Dalam membangun sebuah
pelabuhan perlu disiapkan variabel-variabel pendukungnya. Variabel-variabel
yang banyak dalam sebuah fokus permasalahan dinamakan sistem kompleks. Sebagai
contoh pembangunan pelabuhan jelas diperlukan gudang untuk menampung barang ekspor-impor,
infrastruktur jalan, kelistrikan (energi), dan sebagainya.
Masyarakat
Pesisir : Kondisi Secara Umum
Seringkali di daerah
pesisir pantai terjadi peristiwa alam yang memiliki dampak terhadap pemukiman
di sekitar pesisir. Diantara peristiwa alam yang dapat terjadi adalah abrasi
dan sedimentasi.
Pemukiman pesisir
seharusnya terletak minimum 100 meter dari pantai. Namun, kenyataan yang
terjadi tidaklah demikian. Oleh karenanya ketika abrasi terjadi,
pemukiman-pemukiman sekitar pantai menjadi rusak. Banyak rumah-rumah yang
hancur diterjang ombak besar, bahkan yang terbuat dari tembok sekalipun.

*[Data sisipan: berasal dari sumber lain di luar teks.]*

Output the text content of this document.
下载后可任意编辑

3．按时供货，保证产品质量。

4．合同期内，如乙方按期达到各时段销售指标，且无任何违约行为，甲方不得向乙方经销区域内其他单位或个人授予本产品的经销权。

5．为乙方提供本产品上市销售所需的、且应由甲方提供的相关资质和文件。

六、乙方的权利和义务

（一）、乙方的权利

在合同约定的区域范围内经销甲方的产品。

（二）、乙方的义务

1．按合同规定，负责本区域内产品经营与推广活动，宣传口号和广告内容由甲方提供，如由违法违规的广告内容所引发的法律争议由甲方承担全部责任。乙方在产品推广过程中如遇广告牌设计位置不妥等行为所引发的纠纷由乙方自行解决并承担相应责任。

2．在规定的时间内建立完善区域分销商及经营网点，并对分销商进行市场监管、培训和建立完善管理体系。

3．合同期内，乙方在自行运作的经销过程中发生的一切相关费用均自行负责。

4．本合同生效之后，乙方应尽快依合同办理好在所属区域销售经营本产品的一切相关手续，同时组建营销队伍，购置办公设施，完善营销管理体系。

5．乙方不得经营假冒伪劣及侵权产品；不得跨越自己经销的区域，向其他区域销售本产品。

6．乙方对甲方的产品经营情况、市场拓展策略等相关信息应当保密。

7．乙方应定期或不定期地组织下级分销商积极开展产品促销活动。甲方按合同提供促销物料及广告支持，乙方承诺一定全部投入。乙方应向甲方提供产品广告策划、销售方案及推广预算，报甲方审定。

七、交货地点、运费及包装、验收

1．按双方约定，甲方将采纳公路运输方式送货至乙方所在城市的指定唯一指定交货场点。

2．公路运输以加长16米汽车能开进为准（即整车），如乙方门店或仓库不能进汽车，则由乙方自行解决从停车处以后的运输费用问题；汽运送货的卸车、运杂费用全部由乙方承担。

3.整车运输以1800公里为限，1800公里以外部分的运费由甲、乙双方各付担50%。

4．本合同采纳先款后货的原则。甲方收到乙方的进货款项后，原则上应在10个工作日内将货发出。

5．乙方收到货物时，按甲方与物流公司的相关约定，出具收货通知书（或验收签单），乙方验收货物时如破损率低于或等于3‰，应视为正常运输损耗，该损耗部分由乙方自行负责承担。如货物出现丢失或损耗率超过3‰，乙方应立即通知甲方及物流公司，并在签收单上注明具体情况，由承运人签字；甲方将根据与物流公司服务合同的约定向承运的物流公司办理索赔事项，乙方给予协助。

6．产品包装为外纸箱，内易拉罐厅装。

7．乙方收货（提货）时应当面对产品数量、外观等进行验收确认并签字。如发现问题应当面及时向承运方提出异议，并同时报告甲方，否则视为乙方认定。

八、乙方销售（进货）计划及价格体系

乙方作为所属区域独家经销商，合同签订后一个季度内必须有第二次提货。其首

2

Gambar 1 : Potret kondisi masyarakat pesisir (sumber : isukepri.com) |
Peristiwa alam kedua
adalah sedimentasi. Fenomena ini menyebabkan lumpur dari sungai menuju ke
pantai yang membuatnya tercemar. Nelayan pun harus ke tengah lautan yang jauh
untuk mencari ikan dan itu sangatlah tidak mungkin karena nelayan hanya
memiliki perahu kecil. Dibutuhkan perahu besar untuk melakukan itu.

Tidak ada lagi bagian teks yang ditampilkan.